Su homosexualidad era de todos conocida, aunque era recomendable
no dejarle a solas con tu novia. Lo que más destacaba en su modo de ser
era el extraordinario respeto para con sus amigos, su estilo de vida no
comprometía a nadie, salvo que ese alguien quisiese implicarse, por otro
lado y siguiendo sus propias enseñanzas, nunca le juzgué porque, además
de no tener derecho, me gustaba su visión de la vida y sus filosofías.
—Cómo va el trabajo, ¿y las investigaciones? –dijo, a la par que pedía
al camarero otro Chivas.
—Bien, ya te conté que ando tras la historia de las muertes de Torras
y de Camperol.
—Vaya tipos, en teoría eran unos místicos, muy sensatos y juiciosos,
pero tú y yo sabemos quiénes eran, aunque no compartieran ninguno de
nuestros ambientes Por eso sé que eran unos canallas, las gentes sin pecado,
sin debilidades aparentes, son los peores. No me extraña que fuesen
tras la Biblia del Diablo, tanto miedo por Leviatán significa que no tenían
la conciencia muy tranquila.
No quise contarle la historia de Nogal, no, hasta que pudiese verificarla.
—Entonces no crees que la hizo el diablo en una sola noche –dije con
mucho cachondeo.
—Ni loco, Jordi. No existe Dios, tampoco su ángel rebelde, porque si
existiera, seguro que nos conoceríamos… y mira que he estado en infiernos.
Reímos a gusto. Paralelamente, alrededor nuestro, se desarrollaban un
sinfín de conversaciones y alguna que otra parada nupcial. Los jóvenes
barceloneses mostraban sus plumas a las jovencitas con intención de deslumbrarlas
y ellas les manifestaban una aparente inapetencia, envueltas
en el hechizo de sus minifaldas y de sus botas altas. Conforme avanzaba
la noche la indiferencia se iba desvaneciendo y las minifaldas menguando
desinhibidas por el alcohol. Jaime sonreía malicioso, conocía aquellas
maneras de actuar como la palma de su mano, era un gran observador.

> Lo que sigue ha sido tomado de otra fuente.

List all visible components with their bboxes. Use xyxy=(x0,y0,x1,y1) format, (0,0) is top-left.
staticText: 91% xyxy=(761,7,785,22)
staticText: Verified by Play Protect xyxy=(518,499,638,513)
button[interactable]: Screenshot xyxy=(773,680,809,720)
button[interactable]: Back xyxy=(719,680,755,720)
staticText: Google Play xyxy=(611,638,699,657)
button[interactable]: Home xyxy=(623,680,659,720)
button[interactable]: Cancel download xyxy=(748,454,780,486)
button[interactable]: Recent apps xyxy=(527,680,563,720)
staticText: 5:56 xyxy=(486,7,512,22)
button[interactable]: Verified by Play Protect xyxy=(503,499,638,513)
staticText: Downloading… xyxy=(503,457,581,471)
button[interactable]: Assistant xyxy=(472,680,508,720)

—¿Qué te parece si cambiamos de garito? A esta hora Bocaccio
debe estar ya despegando –dijo.
Estuve de acuerdo, Bocaccio era una discoteca situada en la calle
Muntaner que era el centro de la vida nocturna barcelonesa. En un sábado
de mediados de junio era obligado pasar por allí, sobre todo para
los representantes de la gauche divine. Hasta la verbena de San Juan no
comenzaba la diáspora de los fines de semana a las veleidades nocturnas
de la Costa Brava –sobre todo Platja d’Aro- y a las de Sitges, a setenta kilómetros
de la capital, que llenaban sus discotecas de capitalinos ansiosos
de aventuras que contar. En esos litorales sí se podía pescar una turista
quemada por el sol. Atravesamos Via Augusta y la calle Copérnico hasta
llegar a la ronda del General Mitre, en honor al primer presidente de la
República Argentina, y de allí a Muntaner. La discoteca era un lugar con
encanto, siempre a rebosar, decorado imitando formas modernistas, puertas
–sobre todo la principal- espejos, mostradores, mesas y sillas ondulaban
sus líneas en madera, dándole un aspecto agradable y sensual, incluso
las grandes copas balón que se soportaban sobre un largo y delgado pie.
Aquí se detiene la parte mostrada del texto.